A arte maravilhosa de Rodolfo Zalla (Opera Graphica Editora)
por Célio Heitor Guimarães
Os jovens leitores de gibis certamente não o conheceram e talvez nem tenham ouvido falar dele. Não obstante, Rodolfo Zalla, falecido no sábado 19/06, em São Paulo, foi um dos grandes mestres dos quadrinhos, oriundo da tradicional escola de desenhistas argentinos.
E aqui se faz necessário, desde logo, um parênteses: tal qual o Brasil, a Argentina sempre produziu (e exportou) uma penca de notáveis artistas da pena e do pincel, a partir do extraordinário José Luis Salinas, criador do “mocinho” Cisco Kid. Depois vieram Alberto Breccia, Alberto Zerboni, Angel Lito Fernández, Victor Hugo Arias, Solano López, Florencio Molina, Alberto Salinas (filho de José Luis), Carlos Predrazzini, Arturo Del Castillo, Miguel Angel Repetto, Ernesto Garcia Seijas, Eduardo Risso e Carlos Gomez, para citar apenas alguns.

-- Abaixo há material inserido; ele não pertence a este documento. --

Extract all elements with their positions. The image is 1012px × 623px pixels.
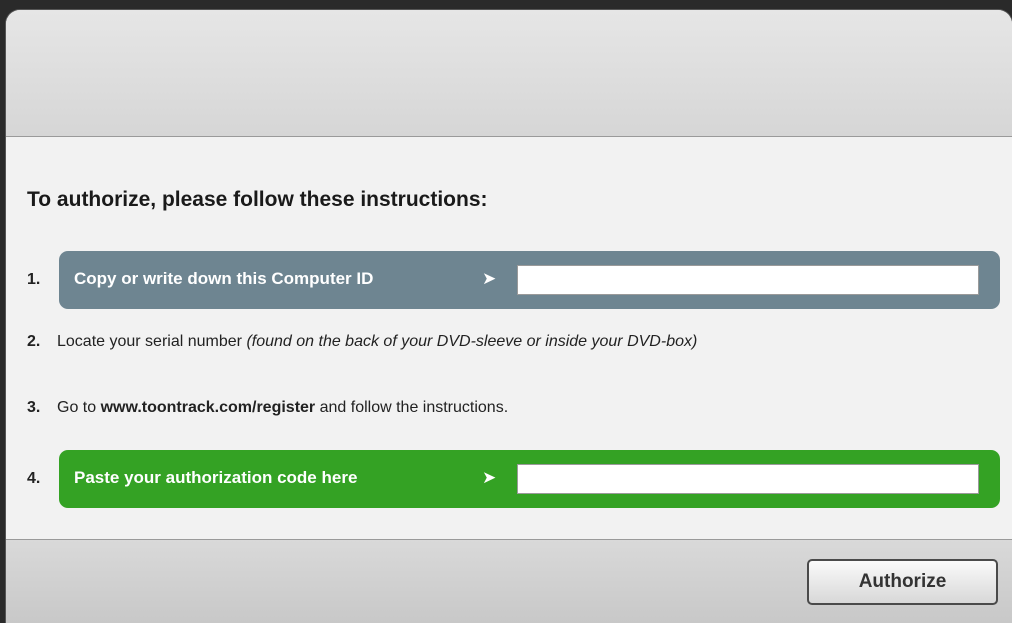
authorization-code-bar: Paste your authorization code here ➤ [59,450,1000,508]
authorization-dialog: To authorize, please follow these instru… [6,10,1012,623]
step-3-suffix: and follow the instructions. [315,399,509,416]
authorize-button[interactable]: Authorize [807,559,998,605]
authorization-code-label: Paste your authorization code here [74,468,358,487]
step-1-number: 1. [27,271,41,288]
computer-id-label: Copy or write down this Computer ID [74,269,374,288]
step-3: 3. Go to www.toontrack.com/register and f… [27,399,508,417]
instructions-heading: To authorize, please follow these instru… [27,188,488,211]
computer-id-bar: Copy or write down this Computer ID ➤ [59,251,1000,309]
register-link[interactable]: www.toontrack.com/register [101,399,316,416]
arrow-right-icon: ➤ [482,269,497,288]
step-3-prefix: Go to [57,399,101,416]
instructions-panel: To authorize, please follow these instru… [6,137,1012,539]
authorization-code-field[interactable] [517,464,979,494]
dialog-header [6,10,1012,137]
step-2-number: 2. [27,333,41,350]
computer-id-field[interactable] [517,265,979,295]
step-2-note: (found on the back of your DVD-sleeve or… [246,333,698,350]
arrow-right-icon: ➤ [482,468,497,487]
dialog-footer: Authorize [6,539,1012,623]
step-3-number: 3. [27,399,41,416]
step-2: 2. Locate your serial number (found on th… [27,333,697,351]
step-2-text: Locate your serial number [57,333,247,350]
step-4-number: 4. [27,470,41,487]
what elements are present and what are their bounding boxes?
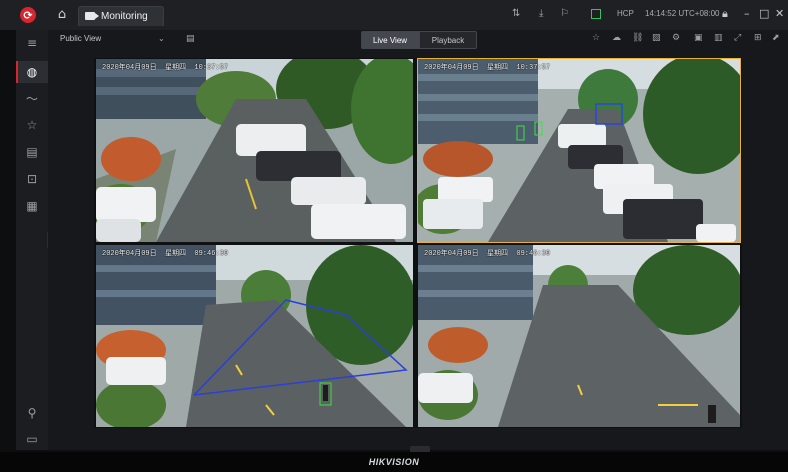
app-logo-icon: ⟳: [20, 7, 36, 23]
camera-tile[interactable]: 2020年04月09日 星期四 10:37:57: [96, 59, 413, 242]
star-icon[interactable]: ☆: [16, 114, 48, 136]
camera-tile[interactable]: 2020年04月09日 星期四 09:46:30: [96, 245, 413, 427]
title-bar: ⟳ ⌂ Monitoring ⇅ ⤓ ⚐ HCP 14:14:52 UTC+08…: [0, 0, 788, 30]
camera-icon: [85, 12, 99, 20]
view-selector[interactable]: Public View: [60, 34, 101, 43]
close-button[interactable]: ✕: [775, 7, 784, 20]
arrows-icon[interactable]: ⇅: [512, 8, 520, 19]
camera-tile[interactable]: 2020年04月09日 星期四 10:37:57: [417, 58, 741, 243]
alarm-icon[interactable]: ⚐: [560, 8, 569, 19]
status-ok-icon: [591, 9, 601, 19]
maximize-button[interactable]: □: [759, 7, 769, 20]
camera-timestamp: 2020年04月09日 星期四 10:37:57: [424, 64, 551, 72]
list-icon[interactable]: ▤: [16, 141, 48, 163]
hcp-label: HCP: [617, 9, 634, 18]
layout-list-icon[interactable]: ▤: [186, 34, 195, 44]
playback-tab[interactable]: Playback: [419, 31, 477, 49]
camera-tile[interactable]: 2020年04月09日 星期四 09:46:30: [418, 245, 740, 427]
cloud-icon[interactable]: ☁: [612, 33, 621, 43]
grid-layout-icon[interactable]: ⊞: [754, 33, 762, 43]
link-icon[interactable]: ⛓: [632, 33, 643, 43]
minimize-button[interactable]: –: [744, 7, 750, 20]
menu-icon[interactable]: ≡: [16, 32, 48, 54]
camera-timestamp: 2020年04月09日 星期四 09:46:30: [424, 250, 551, 258]
brand-logo: HIKVISION: [368, 457, 420, 467]
download-icon[interactable]: ⤓: [539, 8, 543, 19]
view-toolbar: Public View ⌄ ▤ Live View Playback ☆ ☁ ⛓…: [48, 30, 788, 49]
folder-icon[interactable]: ▭: [16, 428, 48, 450]
camera-grid: 2020年04月09日 星期四 10:37:57 2020年04月09日 星期四…: [94, 58, 742, 428]
favorite-icon[interactable]: ☆: [592, 33, 600, 43]
pulse-icon[interactable]: 〜: [16, 87, 48, 109]
tab-label: Monitoring: [101, 11, 148, 22]
window-icon[interactable]: ▣: [694, 33, 703, 43]
lock-icon[interactable]: 🔒︎: [722, 7, 728, 21]
person-icon[interactable]: ⊡: [16, 168, 48, 190]
layout-icon[interactable]: ▥: [714, 33, 723, 43]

Sem falar, é claro, de Joaquin Lavado, o inigualável Quino, de Mafalda. Rodolfo Zalla compôs o trio, integrado também por Eugenio Colonnesse e Oswaldo Talo, que decidiu trocar Buenos Aires por São Paulo e Rio. Houve quem preferisse Salvador, como o genial Carybé.
Rodolfo Zalla chegou ao Brasil em 1963, onde logo se tornou um dos ícones do quadrinho de terror. Recriou Drácula, Múmia e Frankenstein e deu vida à Nádia, filha do famoso vampiro. Atuou em diversas editoras nacionais, ilustrando também histórias de guerra. Para a Editora Taika, criou Targo, baseado no Tarzan, de Burroughs, O Vingador e Escorpião, uma cópia mal disfarçada de O Fantasma, de Lee Falk.
A partir de 1972, Zalla foi para os estúdios da Abril e para os quadrinhos Disney. São dele os desenhos do Zorro de capa e espada publicados no Almanaque Disney. Colaborou ainda nas HQs dos personagens de Hanna & Barbera, especialmente em He-Man.
Aí, em 1980, decidiu fundar, com o compatriota Colonnesse, o estúdio e editora D-Arte, lançando publicações que se tornariam clássicas, como Calafrio e Mestres do Terror.
Para o escritor e pesquisador de quadrinhos Gonçalo Júnior, Zalla conhecia como poucos a simplicidade que deve ter uma história em quadrinhos para atingir o seu propósito de comunicar e entreter.
Dono de um traço firme e personalizado, ele era formado em arquitetura, mas a sua paixão eram os quadrinhos, paixão que manteve por mais de 50 anos no Brasil. Ilustrou também vários livros didáticos. Aliás, segundo Gonçalo Júnior, “foi o principal responsável pela introdução da linguagem das histórias em quadrinhos nos livros escolares”.
Já o roteirista e escritor Gian Danton destaca o profissionalismo, a correção e a mão amiga do artista falecido: “Rodolfo Zalla era um editor das antigas, da época de ouro do terror brasileiro. Em suas revistas Calafrio e Mestres do Terror, ele abriu espaço para novas gerações de artistas nos anos 1990. Além de tudo, era alguém muito correto, um dos poucos editores brasileiros que sempre pagava pontualmente seus colaboradores. Em suma: a D-Arte foi durante décadas um local em que quadrinistas brasileiros podiam mostrar seus trabalhos, publicar e serem pagos por isso. O fim da Calafrio e da Mestres encerrou o filão de terror, um filão que Zalla manteve praticamente sozinho durante muito tempo. Vai deixar saudades, assim como suas revistas”.
Em 2012, foi lançado o DVD “Ao Mestre com Carinho”, produzido pelo cartunista Marcio Beraldi, que narra a história do artista. O documentário foi premiado na 25ª edição do HQMIX, considerado o “Oscar brasileiro dos quadrinhos”.
Rodolfo Zalla lutava com um câncer recentemente descoberto. No próximo mês de julho completaria 85 anos de idade.